Reforms to the laws governing trusts in New Zealand came into effect on 30 January 2021 and is the first shake-up in 65 years. To understand the possible implications for you as a trustee (who manages a trust), we advise discussing the changes with a specialised, trust solicitor.
New Zealanders are big on trusts. The Ministry of Justice estimates there are 300,000 to 500,000 trusts in this country, making it one of the world’s most trusted countries.
Under the new changes, the aim is for an easier understanding of trust law. Clearer roles and responsibilities mean trustees now have to notify people when they are beneficiaries of the trusts they manage.
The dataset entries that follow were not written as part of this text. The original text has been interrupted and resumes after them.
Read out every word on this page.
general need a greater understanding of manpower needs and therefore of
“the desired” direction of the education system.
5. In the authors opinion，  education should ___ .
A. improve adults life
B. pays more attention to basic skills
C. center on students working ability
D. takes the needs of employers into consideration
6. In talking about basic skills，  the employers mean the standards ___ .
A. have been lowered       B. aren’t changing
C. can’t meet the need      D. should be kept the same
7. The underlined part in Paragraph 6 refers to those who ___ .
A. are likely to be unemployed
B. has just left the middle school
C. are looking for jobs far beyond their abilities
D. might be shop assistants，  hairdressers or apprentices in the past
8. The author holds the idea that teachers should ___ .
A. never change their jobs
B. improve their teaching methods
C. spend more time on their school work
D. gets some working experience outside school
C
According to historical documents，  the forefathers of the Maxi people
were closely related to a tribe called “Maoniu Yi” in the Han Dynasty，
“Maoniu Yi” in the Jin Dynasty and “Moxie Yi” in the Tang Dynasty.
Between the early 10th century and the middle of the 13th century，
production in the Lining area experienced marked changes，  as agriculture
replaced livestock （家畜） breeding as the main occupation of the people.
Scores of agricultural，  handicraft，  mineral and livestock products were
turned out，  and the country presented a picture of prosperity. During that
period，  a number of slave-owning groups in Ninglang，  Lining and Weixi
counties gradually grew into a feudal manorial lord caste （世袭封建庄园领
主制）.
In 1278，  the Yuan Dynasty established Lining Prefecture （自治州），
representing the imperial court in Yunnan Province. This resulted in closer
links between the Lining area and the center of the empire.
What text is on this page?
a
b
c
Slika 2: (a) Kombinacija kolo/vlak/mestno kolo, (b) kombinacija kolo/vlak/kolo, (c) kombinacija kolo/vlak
The underlying principle is that beneficiaries should have enough information to be sure that trusts are being run correctly. What does that mean? Until now, trustees have enjoyed a high level of privacy. With this change, many people will be finding out for the first time that they are beneficiaries of a trust. It also gives them rights to ask for information on trust assets – giving a clear picture of overall worth. Some will not be comfortable with this info sharing. Others will appreciate the open discussions, making it more user-friendly and transparent for all involved.
At Viranda, we see two-sides. Asset Manager, Rosie suggests “that when there are changes, it resets trustees and beneficiaries to familiarise themselves with their rights and obligations under the new Act. Sometimes things can tick over in the background, but this will allow all parties involved to have the discussions around the changes. However, some will find this more onerous and expensive to run, with more documentation having to be circulated.”
A greater pool of beneficiaries with newfound knowledge and awareness could open up more disputes. Regardless, there are still very legitimate uses for trusts and we think it’s going to be interesting to see how it all unfolds.